Successful treatment of infective endocarditis due to pandrug-resistant Klebsiella pneumoniae with ceftazidime-avibactam and aztreonam

Pandrug-resistant (PDR) K. pneumoniae refractory to conventional treatment has been reported worldwide, causing a huge burden on the healthcare system, patient safety and the economy. K. pneumoniae is a prominent opportunistic pathogen causing hospital-acquired and community-acquired infections, but is rarely associated with infective endocarditis.

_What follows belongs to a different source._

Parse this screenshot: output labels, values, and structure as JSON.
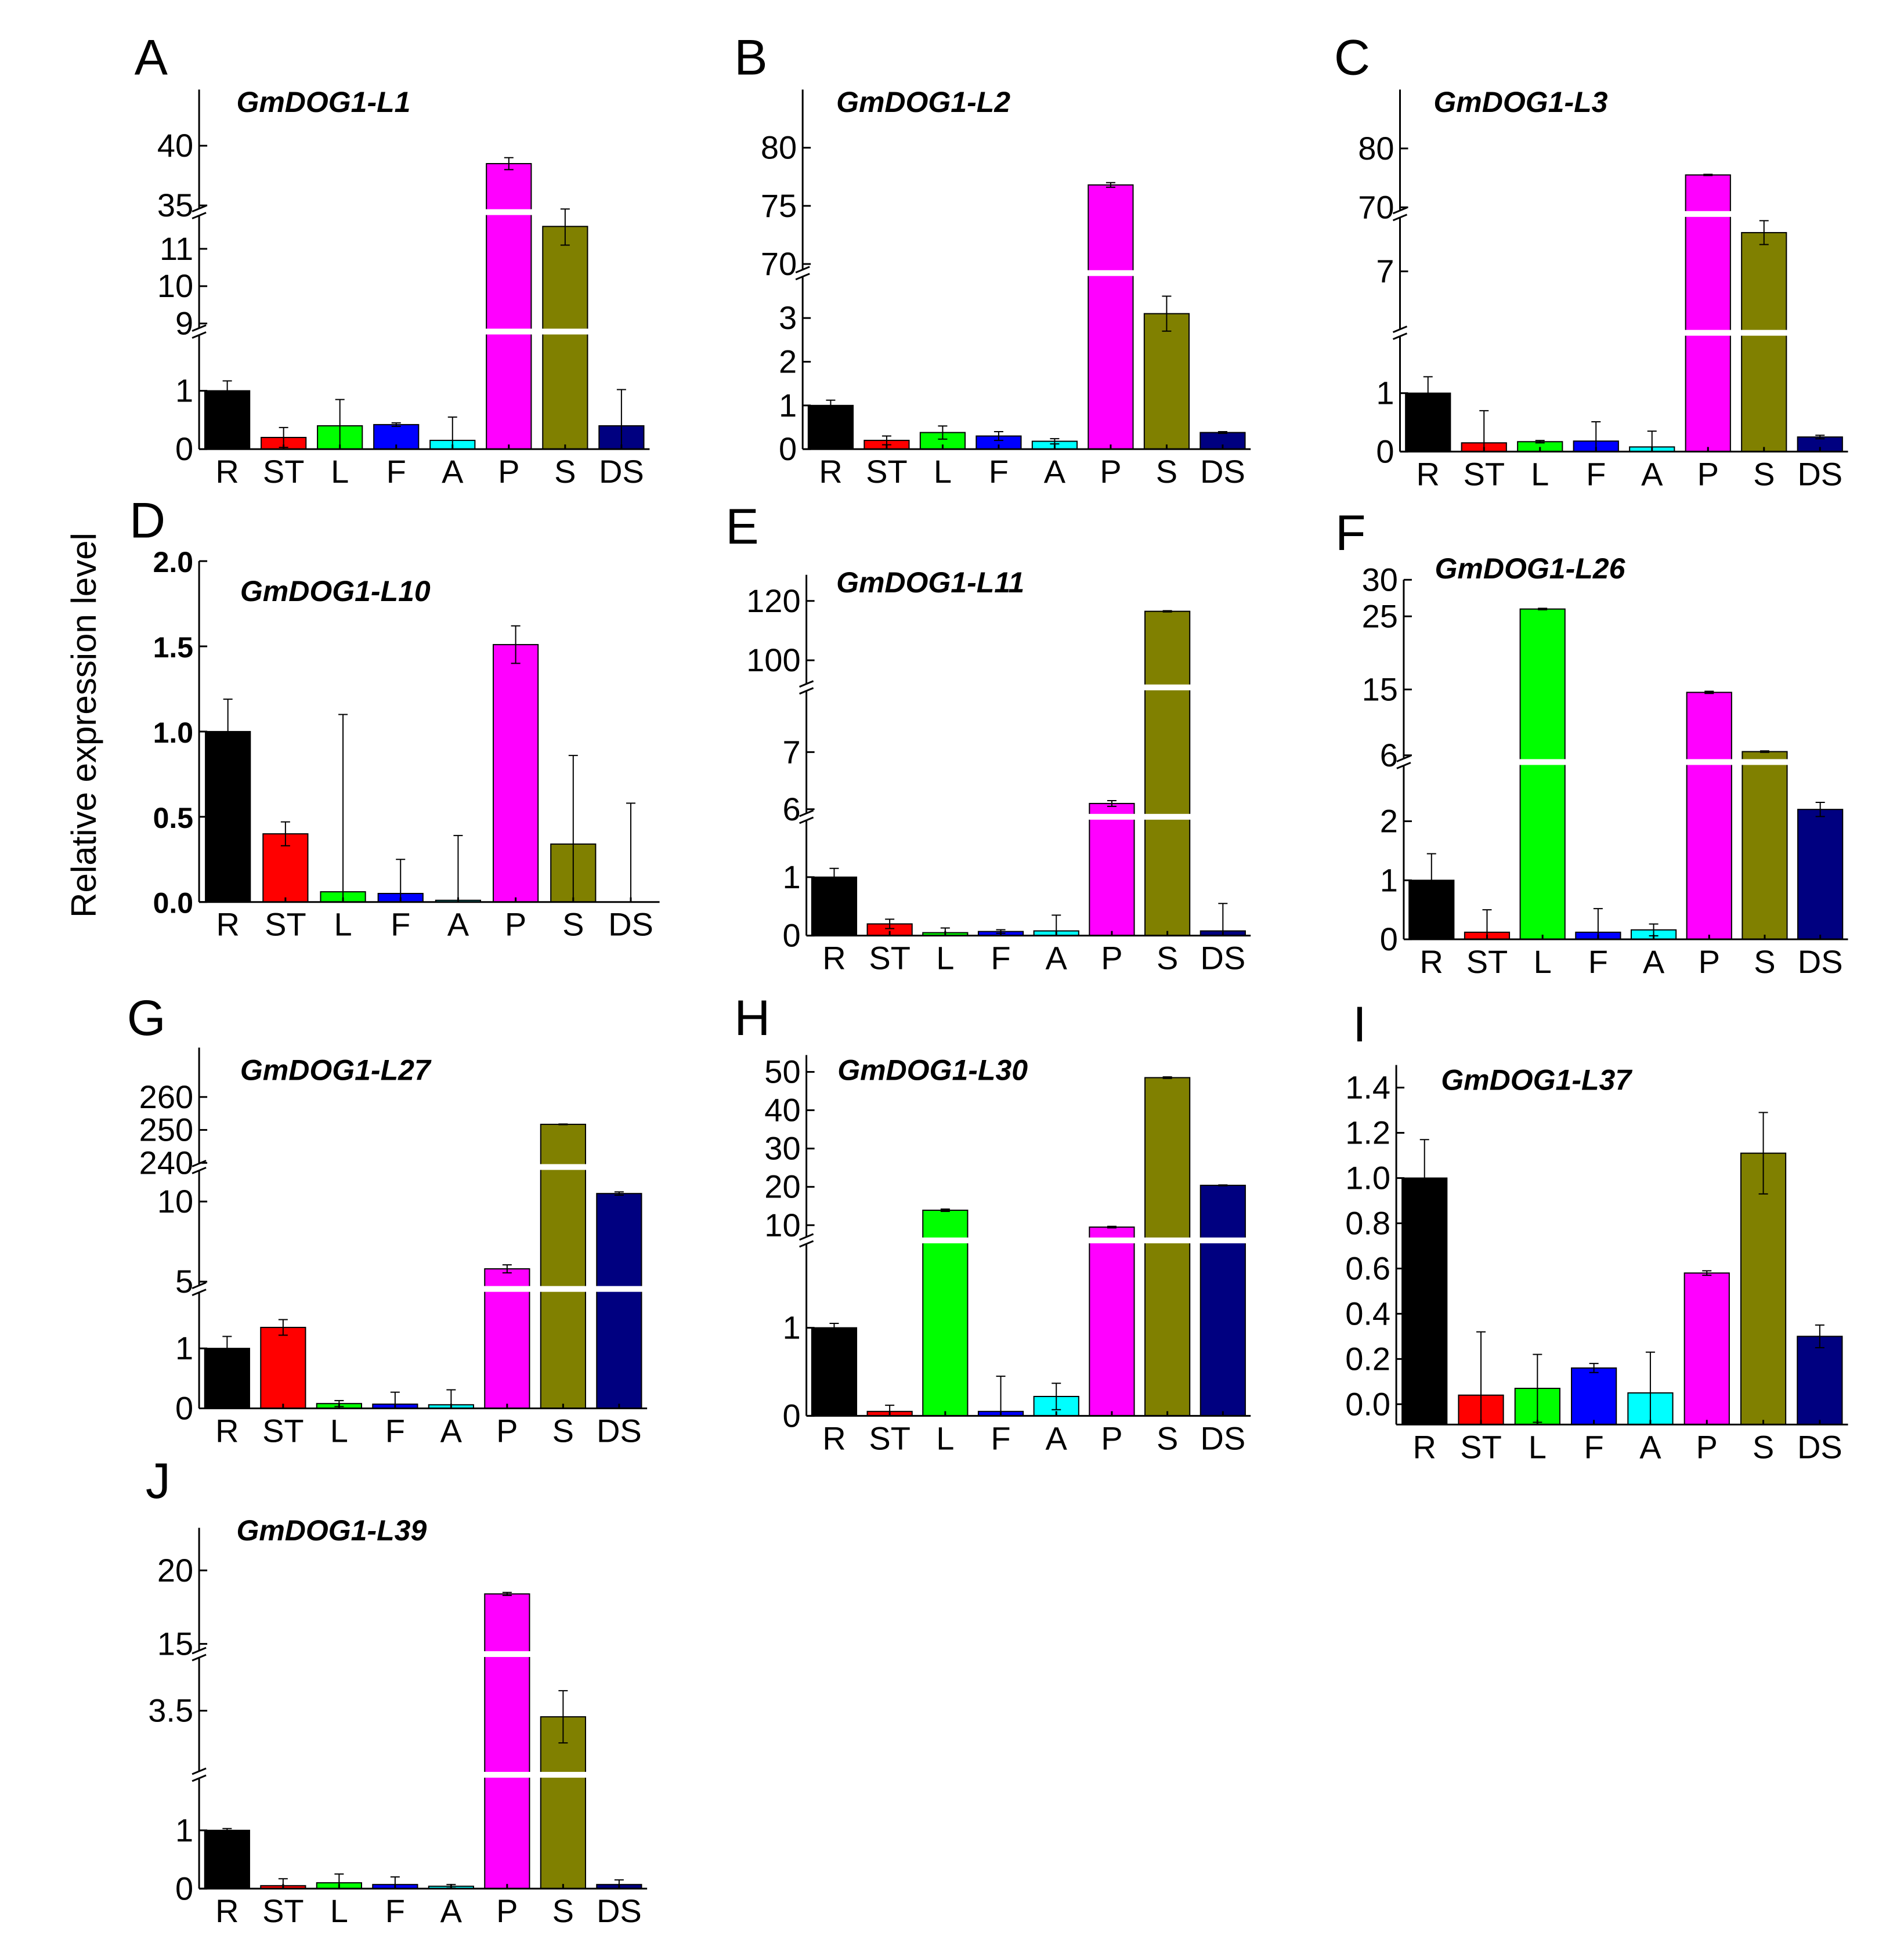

Currently, there are sparse data guiding the optimal regimen when commonly used antibiotics fail, notably for the treatment of endocarditis infections. Here we report our experience in treating a 40-year-old female with PDR K. pneumoniae infection of cardiovascular implantable electronic device (CIED) and right-sided infective endocarditis. Initial susceptibility testing of the incriminated pathogen showed an apparent susceptibility to colistin but the prolonged course of colistin, gentamicin and meropenem did not resolve the infection. However, the synergistic combinations of aztreonam with ceftazidime-avibactam was able to overcome resistance and clear the infection rapidly. Genome sequencing showed that the PDR K. pneumoniae isolate belongs to the international high-risk clone ST14. The isolate harbored genes encoding NDM-1, OXA-48, CTX-M-14b, SHV-28 and OXA-1, explaining resistance to all β-lactams, including carbapenems. It carried the armA gene conferring resistance to all clinically important aminoglycosides and had alterations in GyrA, ParC and MgrB, explaining resistance to ciprofloxacin and colistin.